Troll 2: You spend all your money and time on writing classes and workshops because it gives you a burst of social recognition and takes everyone’s mind off the fact you’re not sitting down to do the existentially terrifying act of just doing the damn work.
Halloween III, Season of the Witch: On Halloween night, you take the kids trick or treating after the sun goes down because your manuscript didn’t sell and you’re too cheap to spend money on costumes, and you figure since it’s dark, less people will notice.
The Nun: You spend all your time reading books on the craft of fiction writing because somehow it makes you feel like you’re making progress, but it’s actually a distraction that keeps you from sitting down to do the existentially terrifying act of just doing the damn work.
Dr.

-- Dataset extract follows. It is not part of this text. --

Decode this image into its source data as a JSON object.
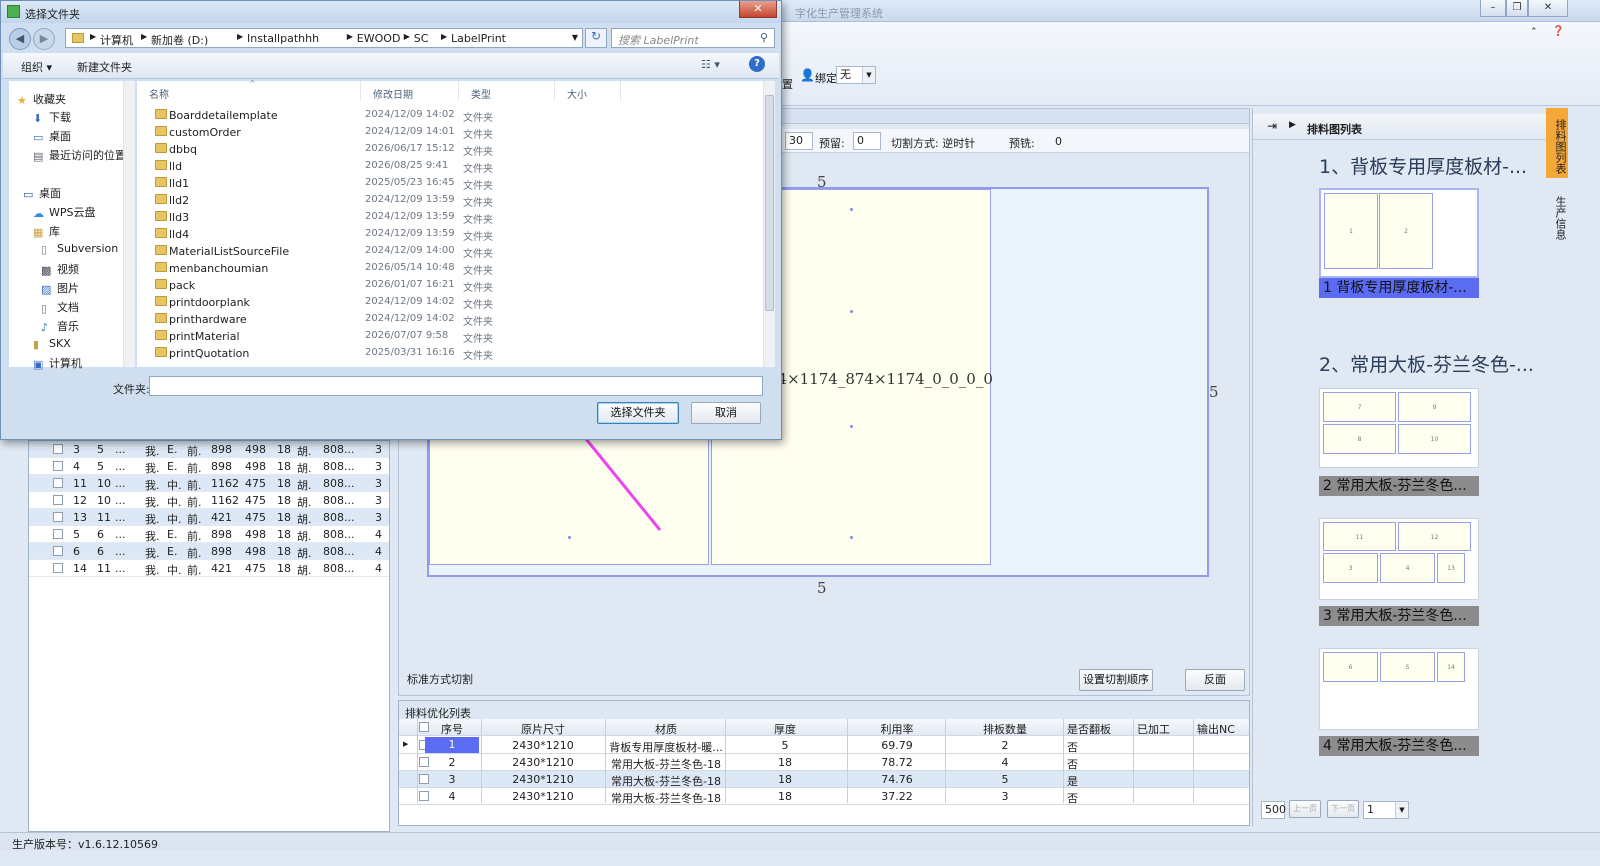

Giggles: You spend all your time sucking up to famous writers above your level on Twitter rather than reaching out to writers on your level or just below it to build up your writing community.
Hellraiser: You can’t wait for the end of the workday when you get to put away your writing obligations and break out the whips and chains so you and your beloved can play games where the safe word is “banana” and you get to call each other names like “pig,” “slut” and “slave”.
Mandy: You can only write when you’ve had a few drinks or you’re stoned because you feel like it makes you a creative genius like Burroughs or Hemingway but really is setting dangerous and unrealistic expectations on your well-being if you plan on being in this game for a long time.
Sharknado: In your workshop critique group, you’re quick to point out things that the writer is doing wrong, rather than highlighting the things she is doing right.
Antichrist: No matter how much you write, or how hard you work, you’ll never be as good as Stephen Graham Jones.